AFL-CIO Goes To Bat For Undocumented Workers

AFL-CIO Goes To Bat For Undocumented Workers

WASHINGTON -- The country’s largest trade union came out in defense of undocumented workers on Thursday, criticizing a recent ruling by the federal labor board that makes it harder for such workers to recover backpay they’re owed by employers.

The National Labor Relations Board (NLRB) ruled last month that it cannot award backpay to an undocumented worker whose rights were violated, even if it’s proven that the employer knowingly broke the law by hiring the worker. In its decision, the board implied that it regretted issuing the decision but had no choice but to do so, given precedent set by a previous Supreme Court ruling on the matter.

But Ana Avendano, director of the AFL-CIO’s immigration program, said such a ruling did not need to be made -- and that it amounts to “an invitation to exploit” workers. The trade union has filed a brief urging the board to reconsider the case.

“The message the [labor] board is sending to employers of immigrant workers is that you get to violate the immigration law and the labor law,” Avendano said.

Avendano also claimed that the ruling gives unscrupulous employers an advantage over their more above-board competitors.

“It’s really undermining legitimate employers who are trying to abide by the law,” she said. “They will have a harder time competing with operators who don’t comply with immigration law and get a free bite at the apple by not paying workers.”

“We have to let the decision speak for the Board,” said NLRB spokeswoman Nancy Cleeland. “The decision spells out their thinking in why they couldn’t rule any other way.” Cleeland said the board recognized that "a vital check on workplace abuses is removed" by the decision.

In the 2002 Supreme Court case known as Hoffman Plastics, the court ruled that an undocumented worker was not entitled to backpay even though he had been illegally fired.

Michael Eastman, executive director of labor law policy at the U.S. Chamber of Commerce, said the ruling did not come as a surprise. “Given what the Supreme Court said, this result was inevitable,” he said.

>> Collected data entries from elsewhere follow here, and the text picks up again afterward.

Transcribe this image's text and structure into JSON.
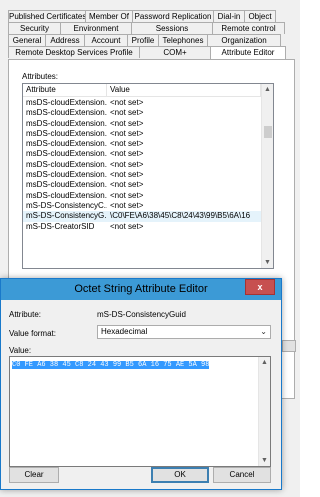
{
  "properties_dialog": {
    "tab_rows": [
      [
        "Published Certificates",
        "Member Of",
        "Password Replication",
        "Dial-in",
        "Object"
      ],
      [
        "Security",
        "Environment",
        "Sessions",
        "Remote control"
      ],
      [
        "General",
        "Address",
        "Account",
        "Profile",
        "Telephones",
        "Organization"
      ],
      [
        "Remote Desktop Services Profile",
        "COM+",
        "Attribute Editor"
      ]
    ],
    "active_tab": "Attribute Editor",
    "attributes_label": "Attributes:",
    "columns": [
      "Attribute",
      "Value"
    ],
    "rows": [
      {
        "attribute": "msDS-cloudExtension...",
        "value": "<not set>"
      },
      {
        "attribute": "msDS-cloudExtension...",
        "value": "<not set>"
      },
      {
        "attribute": "msDS-cloudExtension...",
        "value": "<not set>"
      },
      {
        "attribute": "msDS-cloudExtension...",
        "value": "<not set>"
      },
      {
        "attribute": "msDS-cloudExtension...",
        "value": "<not set>"
      },
      {
        "attribute": "msDS-cloudExtension...",
        "value": "<not set>"
      },
      {
        "attribute": "msDS-cloudExtension...",
        "value": "<not set>"
      },
      {
        "attribute": "msDS-cloudExtension...",
        "value": "<not set>"
      },
      {
        "attribute": "msDS-cloudExtension...",
        "value": "<not set>"
      },
      {
        "attribute": "msDS-cloudExtension...",
        "value": "<not set>"
      },
      {
        "attribute": "mS-DS-ConsistencyC...",
        "value": "<not set>"
      },
      {
        "attribute": "mS-DS-ConsistencyG...",
        "value": "\\C0\\FE\\A6\\38\\45\\C8\\24\\43\\99\\B5\\6A\\16"
      },
      {
        "attribute": "mS-DS-CreatorSID",
        "value": "<not set>"
      }
    ],
    "selected_row_index": 11
  },
  "octet_editor": {
    "title": "Octet String Attribute Editor",
    "close_glyph": "x",
    "attribute_label": "Attribute:",
    "attribute_value": "mS-DS-ConsistencyGuid",
    "value_format_label": "Value format:",
    "value_format_selected": "Hexadecimal",
    "value_label": "Value:",
    "value_text": "C0 FE A6 38 45 C8 24 43 99 B5 6A 16 75 AE 5A 98",
    "clear_label": "Clear",
    "ok_label": "OK",
    "cancel_label": "Cancel"
  },
  "colors": {
    "title_bar": "#3c9ad6",
    "close_button": "#c75050",
    "selection": "#3399ff",
    "row_highlight": "#e5f3fb"
  }
}
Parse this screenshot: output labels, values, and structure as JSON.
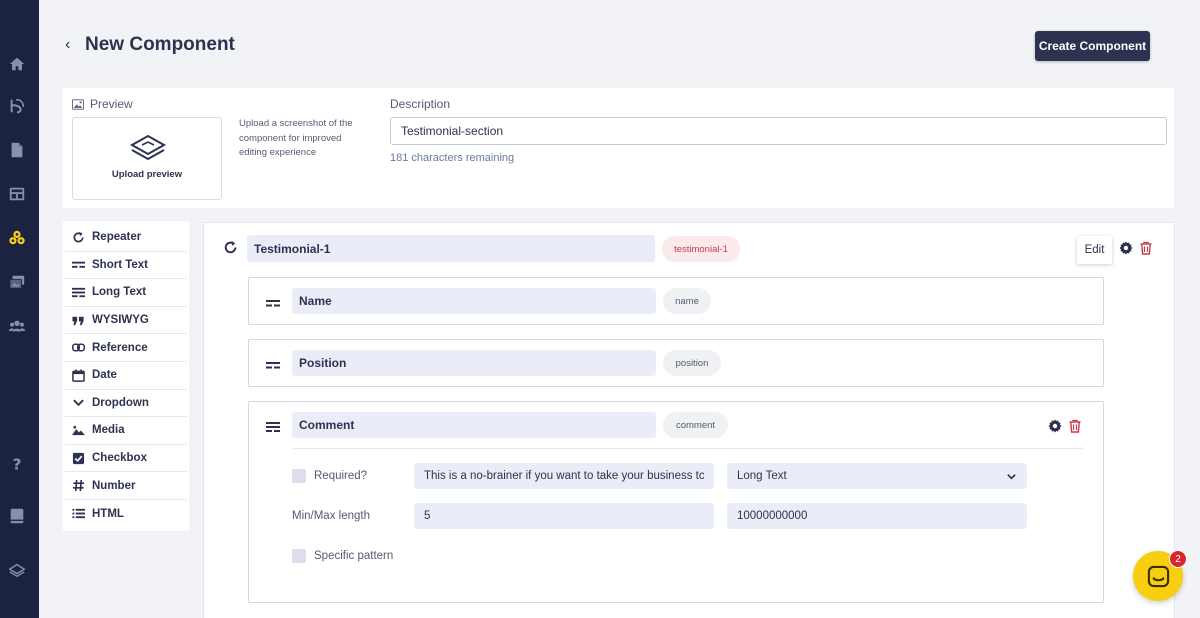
{
  "header": {
    "title": "New Component",
    "create_label": "Create Component"
  },
  "preview": {
    "label": "Preview",
    "upload_label": "Upload preview",
    "hint": "Upload a screenshot of the component for improved editing experience"
  },
  "description": {
    "label": "Description",
    "value": "Testimonial-section",
    "remaining": "181 characters remaining"
  },
  "palette": [
    {
      "label": "Repeater",
      "icon": "repeater-icon"
    },
    {
      "label": "Short Text",
      "icon": "short-text-icon"
    },
    {
      "label": "Long Text",
      "icon": "long-text-icon"
    },
    {
      "label": "WYSIWYG",
      "icon": "quote-icon"
    },
    {
      "label": "Reference",
      "icon": "link-icon"
    },
    {
      "label": "Date",
      "icon": "calendar-icon"
    },
    {
      "label": "Dropdown",
      "icon": "chevron-down-icon"
    },
    {
      "label": "Media",
      "icon": "image-icon"
    },
    {
      "label": "Checkbox",
      "icon": "checkbox-icon"
    },
    {
      "label": "Number",
      "icon": "hash-icon"
    },
    {
      "label": "HTML",
      "icon": "list-icon"
    }
  ],
  "repeater": {
    "name": "Testimonial-1",
    "slug": "testimonial-1",
    "edit_label": "Edit"
  },
  "fields": [
    {
      "name": "Name",
      "slug": "name"
    },
    {
      "name": "Position",
      "slug": "position"
    },
    {
      "name": "Comment",
      "slug": "comment"
    }
  ],
  "comment_settings": {
    "required_label": "Required?",
    "required_value": "This is a no-brainer if you want to take your business tc",
    "type_value": "Long Text",
    "minmax_label": "Min/Max length",
    "min_value": "5",
    "max_value": "10000000000",
    "pattern_label": "Specific pattern"
  },
  "chat": {
    "badge": "2"
  },
  "colors": {
    "sidebar": "#1c2340",
    "primary": "#2d3250",
    "accent_yellow": "#f7cf0f",
    "delete_red": "#c33a4b"
  }
}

The AFL-CIO’s criticism indicates that labor leaders aren’t thrilled with every single decision coming out of the federal labor board, even though the agency has infuriated business groups in recent months with a string of rulings widely seen as pro-union.

The criticism also suggests the importance of the immigrant workforce to the American labor movement and its future. Despite the political divisiveness of the immigration issue, some labor leaders have come to view undocumented workers as the workers most in need of collective bargaining to negotiate over pay and working conditions.

If unions are hoping to someday replenish their ranks with workers who are currently undocumented, the recent board ruling does little to help their cause. The ruling concedes that undocumented workers don’t exactly enjoy all of the same protections that documented ones do -- a message that the AFL-CIO worries could discourage some workers from taking the risky of step of trying to organize.

In the case before the labor board, undocumented workers at a Brooklyn bakery were fired after complaining about their treatment by a supervisor. The workers had been at the bakery as long as eight years, and they hadn’t been asked to provide working papers at the time they were hired. The labor board originally ordered the workers to be reinstated and made whole on their wages -- an order negated by the recent ruling.

Avendano admits the ruling is a “setback.”

“A worker on the shop floor knows that if she risks her job and her family to try to organize a union, the employer can fire her and won’t have to pay anything out of pocket, even if they already violated the law,” she said. “From a worker standpoint, it has a chilling effect.”